Use specialty products after consulting a local fabricator. Do not experiment as marble will absorb chemicals in a hurry and the damage cannot be undone.


----------



## theresoon (Apr 11, 2008)

i use lots of water with a drop of dishwashing liquid.


----------



## MaidenScotland (Jun 6, 2009)

your marble may need to be professionally cleaned, sealed and polished to bring it back to it's original lustre. There are products on the market for washing.. I use Pledge marble cleaner. I don't like to use washing up liquid as I think that builds up a bloom


----------



## alisharanderson (Nov 16, 2010)

thanks for the reply i did try pledge but a day after the shine all gone it went back into dull again =( ..i used to clean the floor with just water and soap


----------



## JimJams (Jan 11, 2010)

possibly not relevant marble tiles, but a friend of mine just got told that the best way to keep his wood flooring looking new was to keep it clean always. Letting it get too dirty and dust covered makes it worse. I was told the same thing about the paintwork on my car, keep it clean and get a few coats of wax/polish on there and it will last a lifetime. The car hasn't failed me yet!

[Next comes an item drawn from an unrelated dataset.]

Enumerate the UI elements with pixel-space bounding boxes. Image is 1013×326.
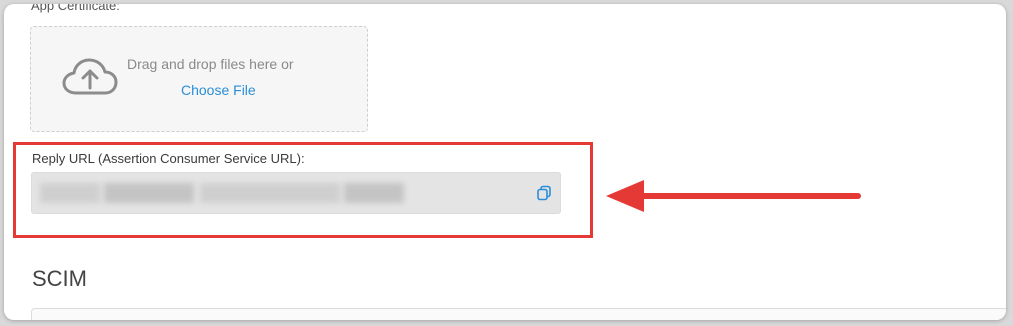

He also just bought a polti steam cleaner, they have been recommended at get rid of that grim without the use of a whole bunch of chemicals. Useful for a whole bunch of other stuff like cleaning the grout in the tiles, cooker, bathroom... endless list really.


----------



## alisharanderson (Nov 16, 2010)

JimJams said:


> possibly not relevant marble tiles, but a friend of mine just got told that the best way to keep his wood flooring looking new was to keep it clean always. Letting it get too dirty and dust covered makes it worse. I was told the same thing about the paintwork on my car, keep it clean and get a few coats of wax/polish on there and it will last a lifetime. The car hasn't failed me yet!
> 
> He also just bought a polti steam cleaner, they have been recommended at get rid of that grim without the use of a whole bunch of chemicals. Useful for a whole bunch of other stuff like cleaning the grout in the tiles, cooker, bathroom... endless list really.




Oh i see thanks for your reply ..i guess ill get one but whats the best steamcleaner tho??and much cheaper iguess


----------